Mail.app and Junk-Mail

I’ve been using Mail.app for about 3-4 years now (ever since I got my first Mac) and something that makes me continue to use it is how well it filters out the junk mail. In July of 2006, BBC reported that 95% of email is junk mail. That’s a lot! I would say on an average day I get over 250 spam emails. Mail manages to filter out 99% of them so only 4-5 get them into my Inbox. That’s not to bad though!

Mail comes with built-in junk mail prevention. When you first start using mail it will be in a training mode. This mode is really on all the time even when you set it to Automatic mode. The difference is that training mode will just mark your mail as junk and won’t move it into the junk mail folder. This is good because if something is marked as junk that isn’t junk you can un-mark it and mail will learn from that mistake. Of course in automatic mode, you might want to sift through the junk mail folder on occasion just in-case it marked some mail as junk that shouldn’t be, it will learn from that too. At some point which I cannot seem to find out a dialog box comes up and prompts you to switch into Automatic mode or you can leave it in training mode.

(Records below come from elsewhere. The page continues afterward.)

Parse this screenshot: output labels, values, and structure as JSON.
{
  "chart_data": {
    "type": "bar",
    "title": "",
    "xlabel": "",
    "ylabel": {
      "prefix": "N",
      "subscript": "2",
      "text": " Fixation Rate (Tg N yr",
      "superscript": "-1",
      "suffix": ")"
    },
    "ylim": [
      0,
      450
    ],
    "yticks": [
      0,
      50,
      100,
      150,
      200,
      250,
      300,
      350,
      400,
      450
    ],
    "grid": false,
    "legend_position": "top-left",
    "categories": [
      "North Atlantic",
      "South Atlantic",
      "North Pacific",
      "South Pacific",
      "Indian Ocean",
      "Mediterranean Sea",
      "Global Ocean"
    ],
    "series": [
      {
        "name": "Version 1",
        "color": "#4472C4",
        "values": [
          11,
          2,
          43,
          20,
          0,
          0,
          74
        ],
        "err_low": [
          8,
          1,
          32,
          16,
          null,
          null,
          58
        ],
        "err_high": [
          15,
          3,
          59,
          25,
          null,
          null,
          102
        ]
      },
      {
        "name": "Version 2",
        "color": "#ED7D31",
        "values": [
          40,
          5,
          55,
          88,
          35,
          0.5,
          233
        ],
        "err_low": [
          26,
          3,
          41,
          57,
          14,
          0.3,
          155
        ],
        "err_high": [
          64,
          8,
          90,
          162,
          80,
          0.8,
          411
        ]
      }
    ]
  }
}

I am quite impressed with how Mail handle spam. I use the mail server that comes built in with OS X Server for my email also and it too has spam prevention. Having that working in conjunction with Mail.app really saves me a lot of time (now I can read emails and not spend time sorting through hundreds of spam and non-spam emails).

There are other things you can do about getting rid of spam from your inbox. A program called Spam Sieve works with your existing mail client to get rid of spam. There’s a nice article here about Spam Sieve. You can also check with ISP to learn about how they prevent spam from reaching your inbox.